Chan School of Public Health. The study was the first to look at dementedness as a potential health risk in the aftermath of a disaster.

The study will appear online in an Early Edition of the Proceedings of the National Academy of Sciences journal (PNAS).

"In the aftermath of disasters, most people focus on mental health issues like PTSD," aforesaid Hiroyuki Hikichi, research fellow at Harvard Chan School and lead author of the study. "But our study suggests that psychological feature decline is besides an important issue. It appears that relocation to a temporary shelter after a disaster may have the accidental effect of separating people not just from their homes but from their neighbors - and some may speed up psychological feature decline among vulnerable people."

The Harvard Chan researchers, working with colleagues in Japan, were able to conduct a "natural experiment" among a group of elderly residents of the coastal city of Iwanuma, placed about 80 kilometers west of the earthquake epicentre, where nearly half the land area was afloat by the calamity. Seven months before the disaster, elderly residents of Iwanuma had been surveyed about their health as part of an on-going study of aging called the Japan geriatric Evaluation Study (JAGES). Two-and-a-half years after the calamity, the researchers conducted a follow-up survey among the same group.

Out of 3,566 survivors of the calamity disaster aged 65 or older - some who were able to remain in their homes and some who were forced out - 38.0% aforesaid they lost relatives and/or friends and 58.9% according property damage. In the pre-calamity survey, 4.1% of respondents had been assessed with dementedness symptoms; after the calamity, the percentage jumped to 11.5%. The prevalence of stroke accrued, from 2.8% to 6.5%, as did the prevalence of high blood pressure (54.0% to 57.2%). The percentage of people who according not interacting with their neighbors - not even with greetings - nearly double, from 1.5% to 2.9%.
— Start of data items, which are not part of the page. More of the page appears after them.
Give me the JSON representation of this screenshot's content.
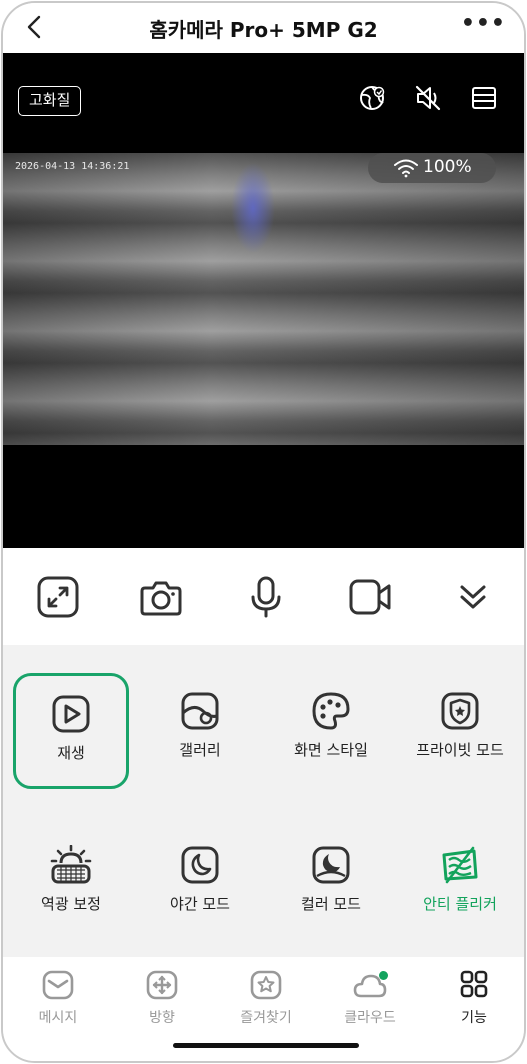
{
  "header": {
    "title": "홈카메라 Pro+ 5MP G2",
    "back_icon": "chevron-left-icon",
    "more_label": "•••"
  },
  "video": {
    "quality_label": "고화질",
    "timestamp": "2026-04-13 14:36:21",
    "signal_label": "100%",
    "top_icons": [
      "globe-icon",
      "mute-icon",
      "layout-icon"
    ]
  },
  "controls": [
    "fullscreen-icon",
    "camera-icon",
    "microphone-icon",
    "video-record-icon",
    "chevron-double-down-icon"
  ],
  "functions": [
    {
      "label": "재생",
      "icon": "play-icon",
      "selected": true
    },
    {
      "label": "갤러리",
      "icon": "gallery-icon"
    },
    {
      "label": "화면 스타일",
      "icon": "palette-icon"
    },
    {
      "label": "프라이빗 모드",
      "icon": "shield-icon"
    },
    {
      "label": "역광 보정",
      "icon": "backlight-icon"
    },
    {
      "label": "야간 모드",
      "icon": "moon-icon"
    },
    {
      "label": "컬러 모드",
      "icon": "color-mode-icon"
    },
    {
      "label": "안티 플리커",
      "icon": "anti-flicker-icon",
      "active": true
    }
  ],
  "colors": {
    "accent": "#13a35c",
    "selected_border": "#19a46a"
  },
  "nav": [
    {
      "label": "메시지",
      "icon": "message-icon"
    },
    {
      "label": "방향",
      "icon": "direction-icon"
    },
    {
      "label": "즐겨찾기",
      "icon": "favorite-icon"
    },
    {
      "label": "클라우드",
      "icon": "cloud-icon",
      "badge": true
    },
    {
      "label": "기능",
      "icon": "grid-icon",
      "current": true
    }
  ]
}
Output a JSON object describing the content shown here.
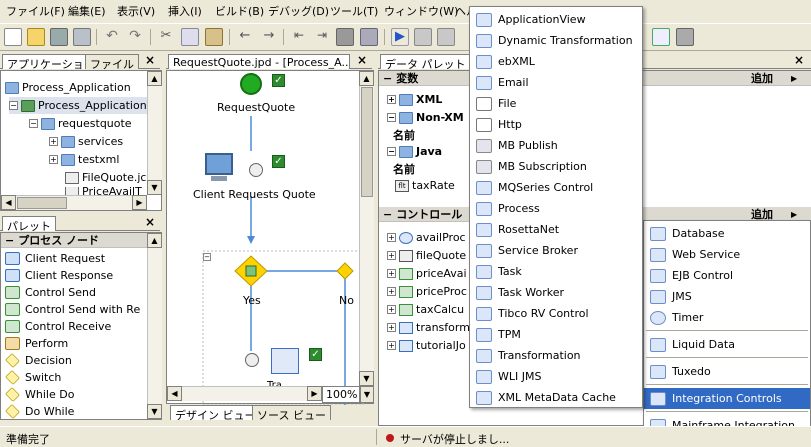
{
  "menubar": {
    "items": [
      "ファイル(F)",
      "編集(E)",
      "表示(V)",
      "挿入(I)",
      "ビルド(B)",
      "デバッグ(D)",
      "ツール(T)",
      "ウィンドウ(W)",
      "ヘルプ(H)"
    ]
  },
  "app_panel": {
    "tabs": [
      "アプリケーション",
      "ファイル"
    ],
    "tree": [
      {
        "label": "Process_Application"
      },
      {
        "label": "Process_Application"
      },
      {
        "label": "requestquote"
      },
      {
        "label": "services"
      },
      {
        "label": "testxml"
      },
      {
        "label": "FileQuote.jc"
      },
      {
        "label": "PriceAvailT"
      }
    ]
  },
  "palette_panel": {
    "tab": "パレット",
    "section": "プロセス ノード",
    "items": [
      "Client Request",
      "Client Response",
      "Control Send",
      "Control Send with Re",
      "Control Receive",
      "Perform",
      "Decision",
      "Switch",
      "While Do",
      "Do While"
    ]
  },
  "editor": {
    "tab": "RequestQuote.jpd - [Process_A...",
    "nodes": {
      "start": "RequestQuote",
      "client": "Client Requests Quote",
      "yes": "Yes",
      "no": "No",
      "cut": "Tra..."
    },
    "zoom": "100%",
    "bottom_tabs": [
      "デザイン ビュー",
      "ソース ビュー"
    ]
  },
  "data_palette": {
    "tab": "データ パレット",
    "vars_header": "変数",
    "vars_add": "追加",
    "vars": [
      {
        "label": "XML"
      },
      {
        "label": "Non-XM"
      },
      {
        "label": "名前"
      },
      {
        "label": "Java"
      },
      {
        "label": "名前"
      },
      {
        "label": "taxRate"
      }
    ],
    "controls_header": "コントロール",
    "controls_add": "追加",
    "controls": [
      "availProc",
      "fileQuote",
      "priceAvai",
      "priceProc",
      "taxCalcu",
      "transform",
      "tutorialJo"
    ]
  },
  "popup_menu": {
    "items": [
      "ApplicationView",
      "Dynamic Transformation",
      "ebXML",
      "Email",
      "File",
      "Http",
      "MB Publish",
      "MB Subscription",
      "MQSeries Control",
      "Process",
      "RosettaNet",
      "Service Broker",
      "Task",
      "Task Worker",
      "Tibco RV Control",
      "TPM",
      "Transformation",
      "WLI JMS",
      "XML MetaData Cache"
    ]
  },
  "side_menu": {
    "items": [
      "Database",
      "Web Service",
      "EJB Control",
      "JMS",
      "Timer",
      "Liquid Data",
      "Tuxedo",
      "Integration Controls",
      "Mainframe Integration"
    ],
    "highlighted": "Integration Controls"
  },
  "status": {
    "left": "準備完了",
    "server": "サーバが停止しまし..."
  },
  "colors": {
    "highlight": "#316ac5",
    "chrome": "#ece9d8",
    "start_node": "#22aa22",
    "decision": "#ffd200"
  }
}
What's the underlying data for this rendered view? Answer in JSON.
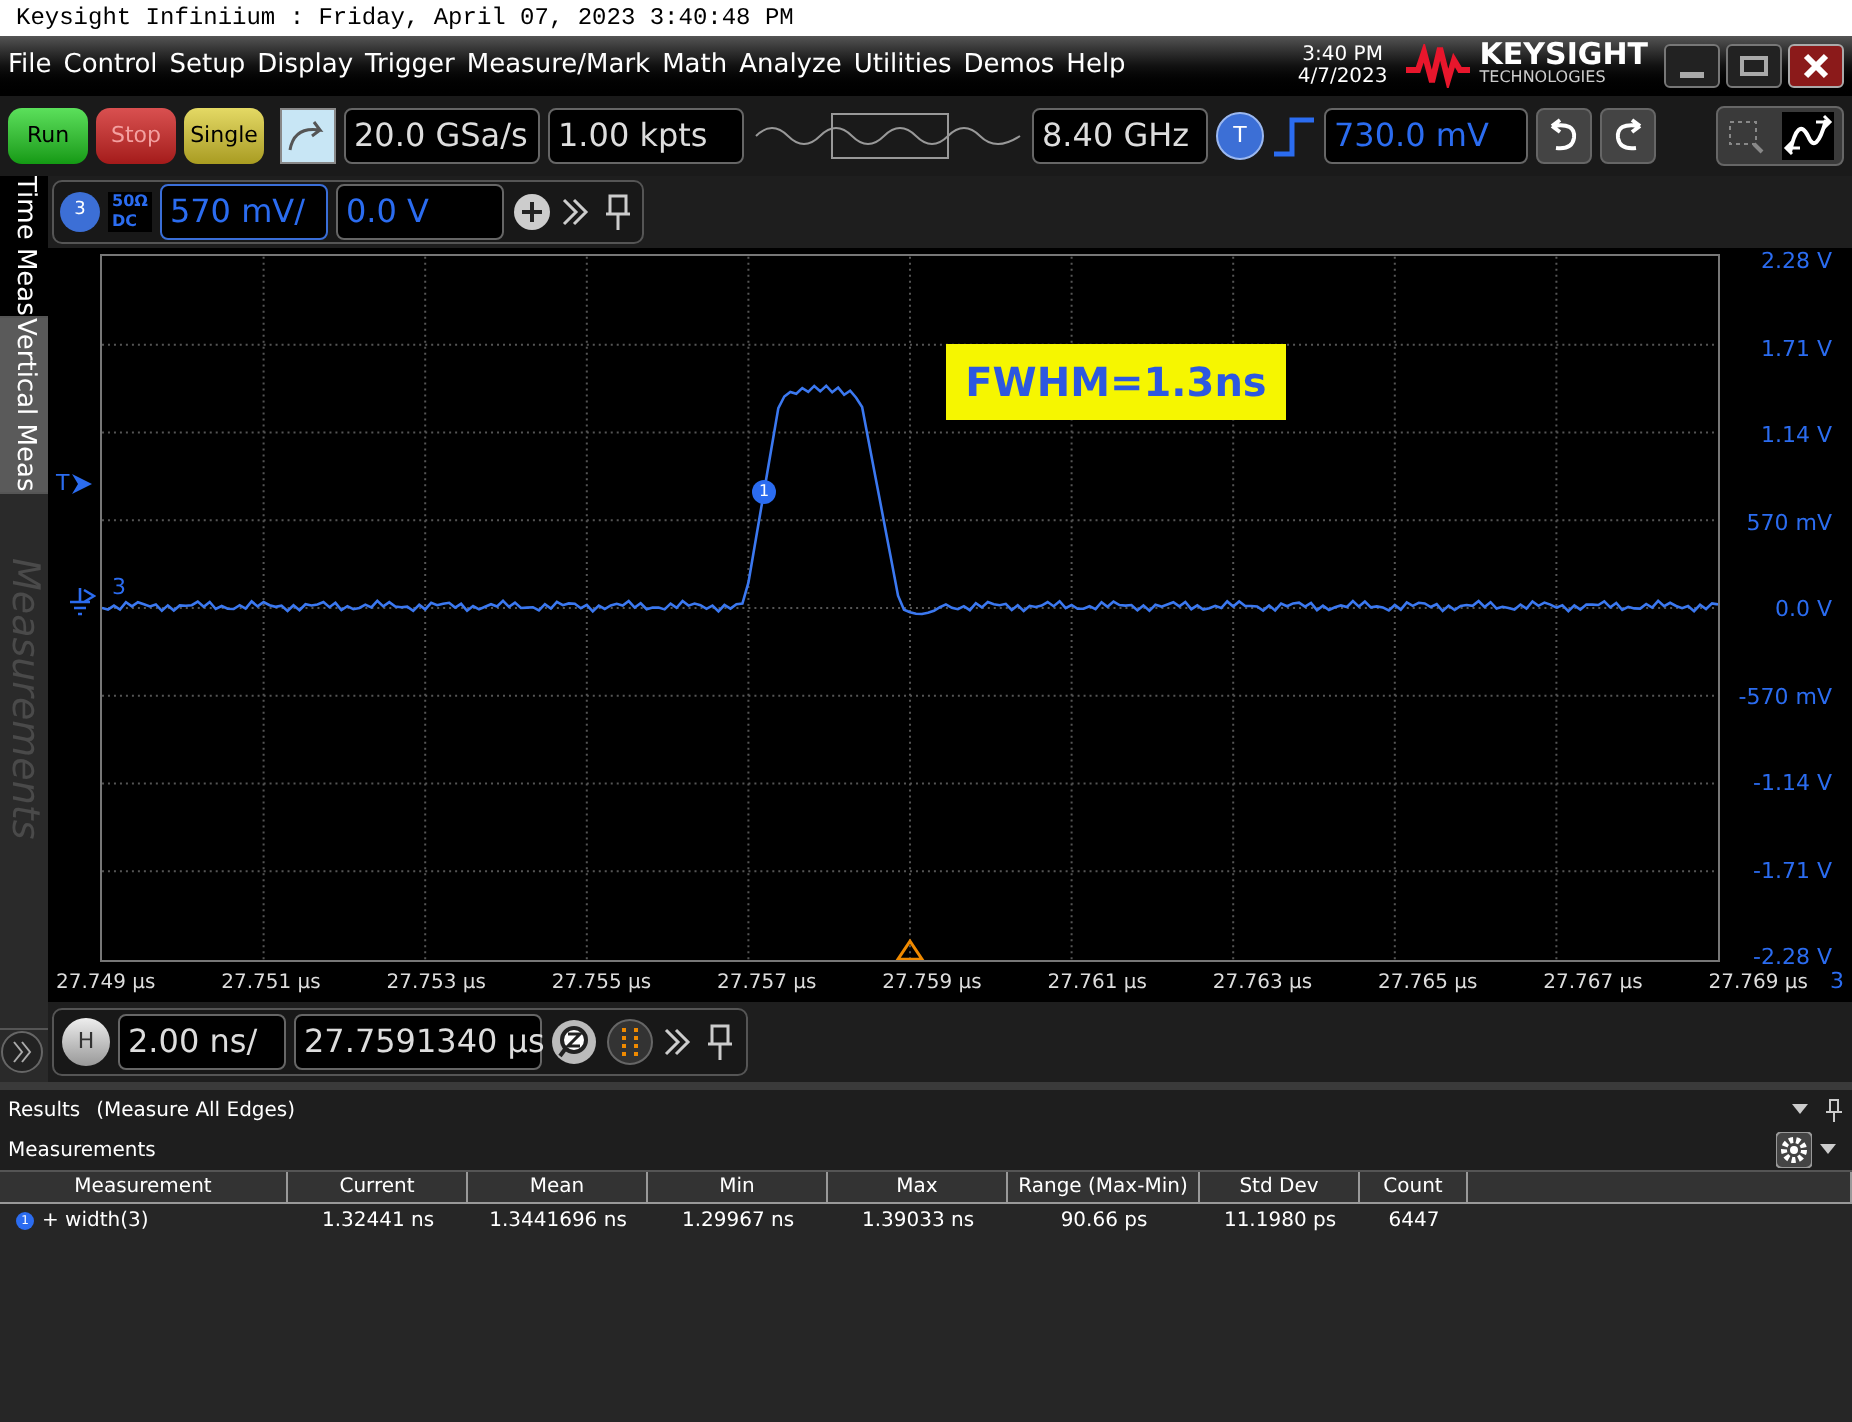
{
  "title_bar": {
    "text": "Keysight Infiniium : Friday, April 07, 2023 3:40:48 PM"
  },
  "menu": [
    "File",
    "Control",
    "Setup",
    "Display",
    "Trigger",
    "Measure/Mark",
    "Math",
    "Analyze",
    "Utilities",
    "Demos",
    "Help"
  ],
  "clock": {
    "time": "3:40 PM",
    "date": "4/7/2023"
  },
  "logo": {
    "name": "KEYSIGHT",
    "subtitle": "TECHNOLOGIES"
  },
  "toolbar": {
    "run_buttons": [
      {
        "label": "Run",
        "kind": "run"
      },
      {
        "label": "Stop",
        "kind": "stop"
      },
      {
        "label": "Single",
        "kind": "single"
      }
    ],
    "sample_rate": "20.0 GSa/s",
    "memory_depth": "1.00 kpts",
    "bandwidth": "8.40 GHz",
    "trigger_badge": "T",
    "trigger_level": "730.0 mV"
  },
  "channel_bar": {
    "channel": "3",
    "impedance": "50Ω",
    "coupling": "DC",
    "scale": "570 mV/",
    "offset": "0.0 V"
  },
  "side_tabs": [
    {
      "label": "Time Meas",
      "selected": true,
      "disabled": false
    },
    {
      "label": "Vertical Meas",
      "selected": false,
      "disabled": false
    },
    {
      "label": "Measurements",
      "selected": false,
      "disabled": true
    }
  ],
  "plot": {
    "annotation": "FWHM=1.3ns",
    "trigger_marker": "T",
    "channel_marker": "3",
    "waveform_marker": "1",
    "y_labels": [
      "2.28 V",
      "1.71 V",
      "1.14 V",
      "570 mV",
      "0.0 V",
      "-570 mV",
      "-1.14 V",
      "-1.71 V",
      "-2.28 V"
    ],
    "x_labels": [
      "27.749 µs",
      "27.751 µs",
      "27.753 µs",
      "27.755 µs",
      "27.757 µs",
      "27.759 µs",
      "27.761 µs",
      "27.763 µs",
      "27.765 µs",
      "27.767 µs",
      "27.769 µs"
    ],
    "channel_tag": "3"
  },
  "horizontal_bar": {
    "badge": "H",
    "scale": "2.00 ns/",
    "position": "27.7591340 µs"
  },
  "results": {
    "title": "Results",
    "subtitle": "(Measure All Edges)",
    "section": "Measurements",
    "columns": [
      "Measurement",
      "Current",
      "Mean",
      "Min",
      "Max",
      "Range (Max-Min)",
      "Std Dev",
      "Count"
    ],
    "rows": [
      {
        "marker": "1",
        "cells": [
          "+ width(3)",
          "1.32441 ns",
          "1.3441696 ns",
          "1.29967 ns",
          "1.39033 ns",
          "90.66 ps",
          "11.1980 ps",
          "6447"
        ]
      }
    ]
  }
}
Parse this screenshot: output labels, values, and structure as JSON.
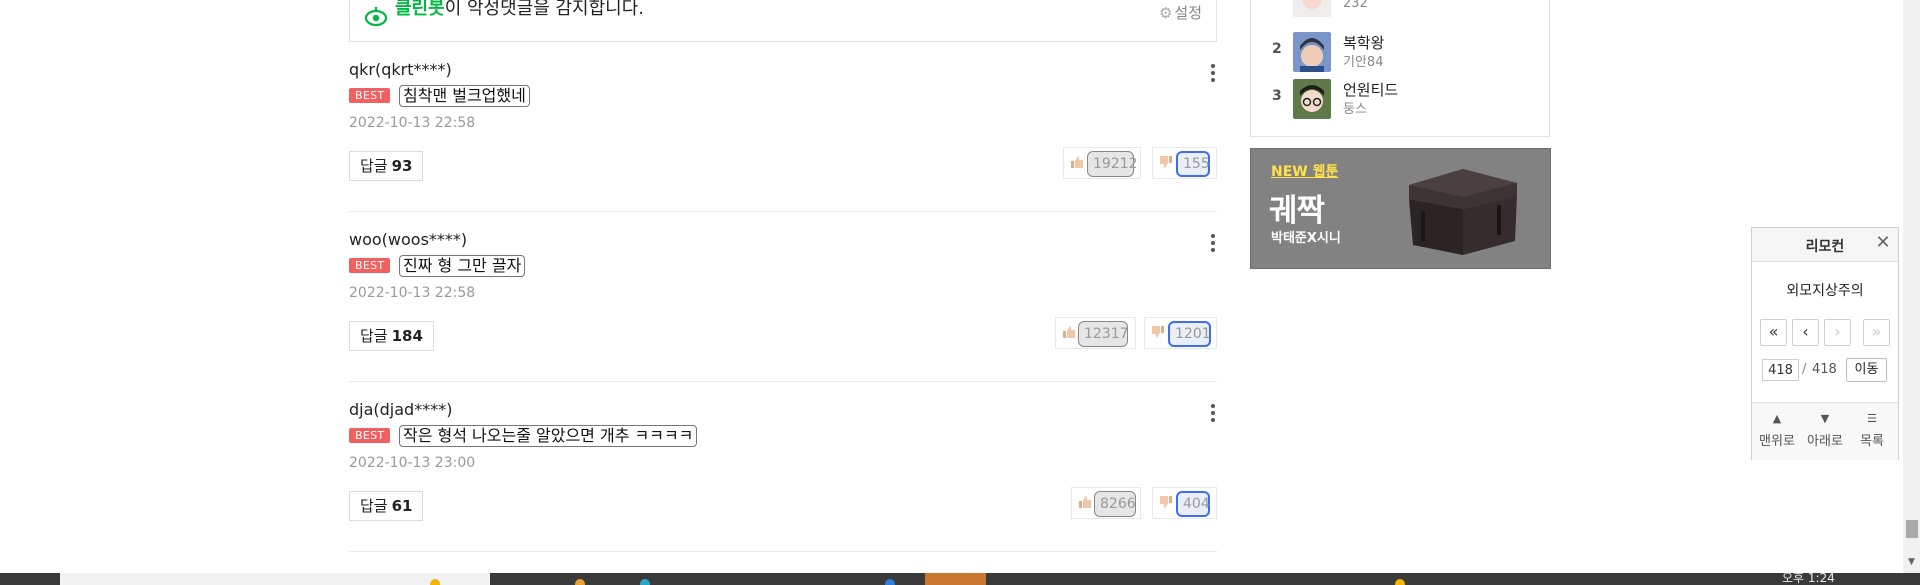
{
  "cleanbot": {
    "brand": "클린봇",
    "message": "이 악성댓글을 감지합니다.",
    "settings_label": "설정"
  },
  "comments": [
    {
      "author": "qkr(qkrt****)",
      "badge": "BEST",
      "text": "침착맨 벌크업했네",
      "date": "2022-10-13 22:58",
      "reply_label": "답글",
      "reply_count": "93",
      "likes": "19212",
      "dislikes": "155"
    },
    {
      "author": "woo(woos****)",
      "badge": "BEST",
      "text": "진짜 형 그만 끌자",
      "date": "2022-10-13 22:58",
      "reply_label": "답글",
      "reply_count": "184",
      "likes": "12317",
      "dislikes": "1201"
    },
    {
      "author": "dja(djad****)",
      "badge": "BEST",
      "text": "작은 형석 나오는줄 알았으면 개추 ㅋㅋㅋㅋ",
      "date": "2022-10-13 23:00",
      "reply_label": "답글",
      "reply_count": "61",
      "likes": "8266",
      "dislikes": "404"
    }
  ],
  "ranking": {
    "items": [
      {
        "rank": "",
        "title": "",
        "sub": "232"
      },
      {
        "rank": "2",
        "title": "복학왕",
        "sub": "기안84"
      },
      {
        "rank": "3",
        "title": "언원티드",
        "sub": "둥스"
      }
    ]
  },
  "ad": {
    "tag": "NEW 웹툰",
    "title": "궤짝",
    "authors": "박태준X시니"
  },
  "remote": {
    "title": "리모컨",
    "webtoon": "외모지상주의",
    "page_value": "418",
    "total": "418",
    "go_label": "이동",
    "to_top_label": "맨위로",
    "to_bottom_label": "아래로",
    "list_label": "목록"
  },
  "taskbar": {
    "clock": "오후 1:24"
  },
  "icons": {
    "cleanbot": "eye-icon",
    "settings": "gear-icon",
    "more": "kebab-menu-icon",
    "like": "thumbs-up-icon",
    "dislike": "thumbs-down-icon",
    "close": "close-icon",
    "first": "double-chevron-left-icon",
    "prev": "chevron-left-icon",
    "next": "chevron-right-icon",
    "last": "double-chevron-right-icon",
    "top": "triangle-up-icon",
    "bottom": "triangle-down-icon",
    "list": "list-icon"
  },
  "colors": {
    "cleanbot_green": "#00b843",
    "best_badge": "#f15f5f",
    "dislike_highlight": "#3f6df0",
    "ad_tag": "#ffe14b"
  }
}
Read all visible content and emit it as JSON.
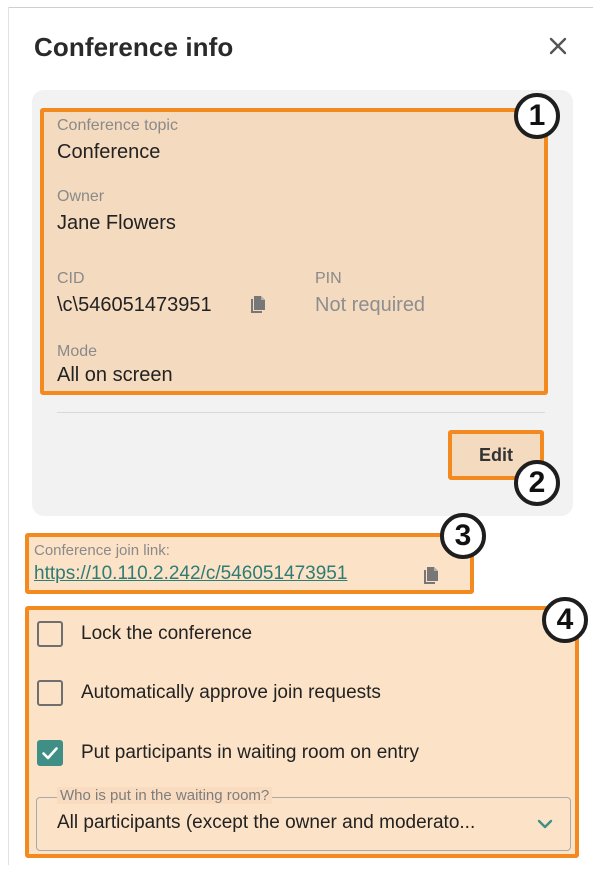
{
  "dialog": {
    "title": "Conference info"
  },
  "info": {
    "topic_label": "Conference topic",
    "topic_value": "Conference",
    "owner_label": "Owner",
    "owner_value": "Jane Flowers",
    "cid_label": "CID",
    "cid_value": "\\c\\546051473951",
    "pin_label": "PIN",
    "pin_value": "Not required",
    "mode_label": "Mode",
    "mode_value": "All on screen"
  },
  "actions": {
    "edit_label": "Edit"
  },
  "join": {
    "label": "Conference join link:",
    "url": "https://10.110.2.242/c/546051473951"
  },
  "options": {
    "lock_label": "Lock the conference",
    "lock_checked": false,
    "auto_approve_label": "Automatically approve join requests",
    "auto_approve_checked": false,
    "waiting_room_label": "Put participants in waiting room on entry",
    "waiting_room_checked": true,
    "waiting_select_legend": "Who is put in the waiting room?",
    "waiting_select_value": "All participants (except the owner and moderato..."
  },
  "annotations": {
    "n1": "1",
    "n2": "2",
    "n3": "3",
    "n4": "4"
  },
  "colors": {
    "accent": "#3f8f87",
    "link": "#2e7d74",
    "highlight_border": "#f28a1f",
    "card_bg": "#f2f2f2"
  },
  "icons": {
    "close": "close-icon",
    "copy": "copy-icon",
    "check": "check-icon",
    "chevron": "chevron-down-icon"
  }
}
Those who wound up in temporary housing after their houses were either destroyed or sustained major damage had the highest levels of psychological feature decline. There was a strong dose-response association: People whose houses were more severely damaged experient more psychological feature decline. Depression and declines in informal social interactions with friends and neighbors appeared to play a role in the link.

By contrast, loss of relatives and/or friends did not seem to impact psychological feature abilities.

Other Harvard Chan School authors enclosed S V Subramanian and Ichiro Kawachi, senior author of the study.

Funding for the study came from the National Institutes of Health (R01 AG042463); Grants-in-Aid for Scientific Research from the Japan Society for the Promotion of Science (KAKENHI 23243070, KAKENHI 22390400, and KAKENHI 24390469); a Health Labour Sciences Research Grant from the Japanese Ministry of Health, Labour and Welfare (H24-Choju-Wakate-009); and a grant from the Strategic Research Foundation Grant-Aided Project for Private Universities from the Japanese Ministry of Education, Culture, Sports, Science and Technology (S0991035).

Article: accrued risk of dementedness in the aftermath of the 2011 Great East Japan Earthquake and calamity, Hiroyuki Hikichi, Jun Aida, Katsunori Kondo, Toru Tsuboya, Yusuke Matsuyama, S.V. Subramanian, and Ichiro Kawachi, PNAS, doi: 10.1073/pnas.1607793113, published online 24 October 2016.